Donnerstag, 4. September 2014

Entre Act — Grenzwertiges, Ethik & Co.

18.08.2014
Am Mittwoch, 13.08.2014, gebe ich mein schriftliches Einverständnis zu den «Zwangsmassnahmen», das heisst, dass das Klemm-Tischchen am Rollstuhl befestigt wird, um einen Sturz aus dem Rollstuhl zu verhindern, und für das Bettgitter, um einem Sturz aus dem Bett vorzubeugen. Auf dem entsprechenden Formular bringe ich deutlich beim Klemm-Tischchen den Vorbehalt an, dass ich nicht mehr will, dass Mutter stundenlang allein im Rollstuhl sitzen gelassen werde.
Diesen Vorbehalt erläutere ich persönlich gegenüber der Stationsleiterin wie gegenüber der Heimleiterin.

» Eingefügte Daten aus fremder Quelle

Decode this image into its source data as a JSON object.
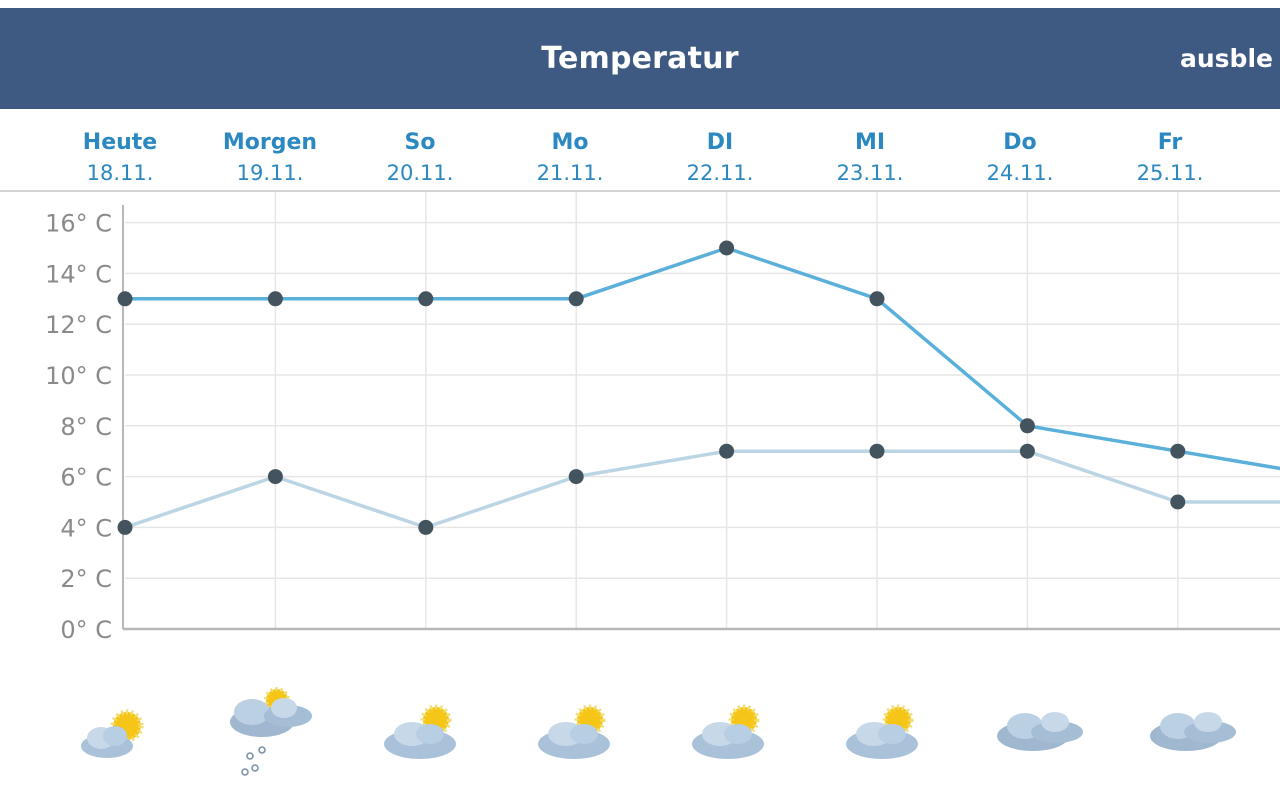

Weil die Stationsleiterin eine komplett andere Auffassung über die Rollstuhl-Mobilisation hat, schreibe ich am Freitag, 15.8.2014, eine Mail an die Heimleiterin und frage sie, ob sie dereinst so sterben möchte.

Am Montag, 18.8.2014, vormittags, erhalte ich die Mailantwort der Heimleiterin, die mir in allen Punkten recht gibt. Und mich zudem fragt, ob ich mit subkutanen Morphium-Abgaben einverstanden wäre. Als Erklärung fügt sie an, dass das Reserve-Morphium über das Wochenende nicht gereicht habe.
Bei mir taucht die Frage auf: War ein Vorfall am Wochen-Ende?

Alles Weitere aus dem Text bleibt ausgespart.